Executive producer, Selena Gomez, feels that the show has been misinterpreted. It was originally designed to “have an impact on viewers,” but in a positive way. As stated by CBS, she has “struggled with depression herself,” so she tried to make the series “as real as it can possibly get.” Suicide is the second leading cause of death for teenagers between the ages of 15 and 19, so it is important for those who suffer from depression to realize they are not alone.
Walt Whitman sophomore Iza Choudrey says “the show seemed unrealistic with all that was going on,” but also believed it did “a good job executing its theme” by describing issues most high schoolers face.
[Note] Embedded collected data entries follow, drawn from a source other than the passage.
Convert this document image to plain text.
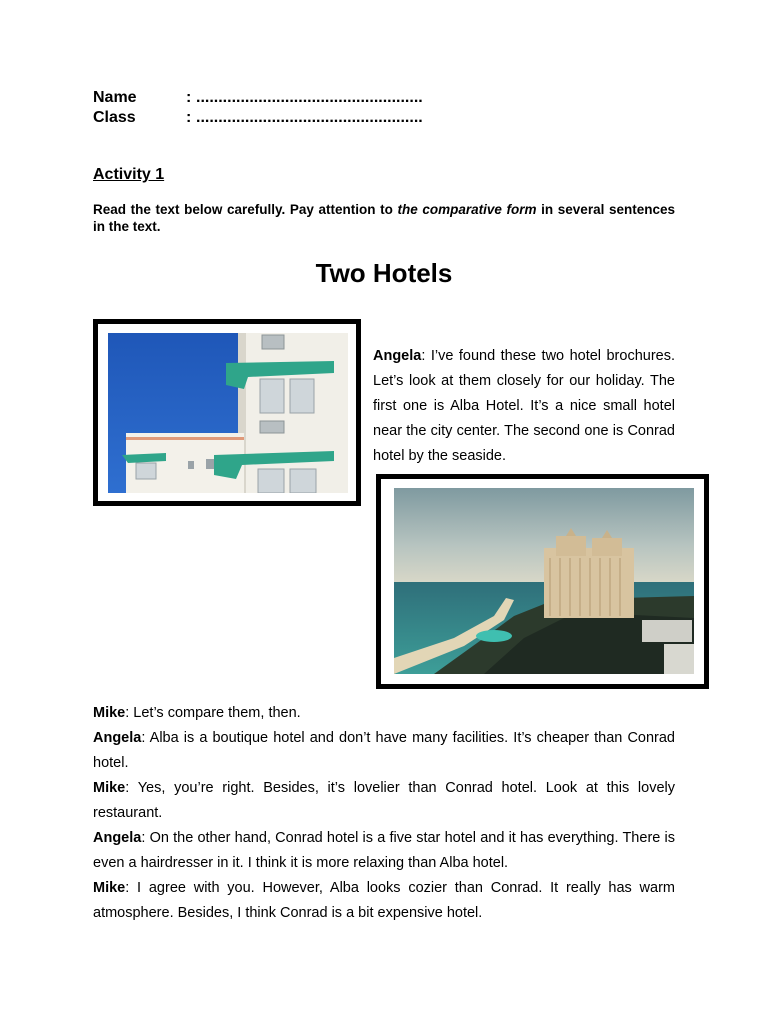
Name	: ...................................................
Class	: ...................................................
Activity 1
Read the text below carefully. Pay attention to the comparative form in several sentences in the text.
Two Hotels
Angela: I’ve found these two hotel brochures. Let’s look at them closely for our holiday. The first one is Alba Hotel. It’s a nice small hotel near the city center. The second one is Conrad hotel by the seaside.

Mike: Let’s compare them, then.

Angela: Alba is a boutique hotel and don’t have many facilities. It’s cheaper than Conrad hotel.

Mike: Yes, you’re right. Besides, it’s lovelier than Conrad hotel. Look at this lovely restaurant.

Angela: On the other hand, Conrad hotel is a five star hotel and it has everything. There is even a hairdresser in it. I think it is more relaxing than Alba hotel.

Mike: I agree with you. However, Alba looks cozier than Conrad. It really has warm atmosphere. Besides, I think Conrad is a bit expensive hotel.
She felt some of the main characters’ problems were “solvable,” and that Hannah “allowed others to pick on her and didn’t do anything to stop it.” She feels that overall the show did a great job of giving hope to viewers who were facing similar issues.
Josh Muellers, a Walt Whitman student, said that he thought the show was “fantastically written” with a “great message.” When asked if there was anything he wishes he could change, Josh replied, “there isn’t anything they could’ve done anything better.” When interviewed by Teen Vogue alongside co-star Dylan Minnette, Katherine Langford described the effects this show could have on many viewers. She emphasized how the diversity of issues discussed within the show can make it all the more relatable to its audience. Langford voiced, “It’s not just a show about suicide, it’s not just a show about bullying, it’s kind of like this is a show about life at these ages and what happens in between.” She feels it is “truth-telling,” as it addresses the main issues adolescents and young adults endure.
Although some critics feel that “Thirteen Reasons Why” should not be watched by teenagers, it is overall an informative work that has the potential to help people suffering from depression. Both sides agree that it leaves a lasting impact on viewers and gives them a new perspective on a heavy but pressing subject.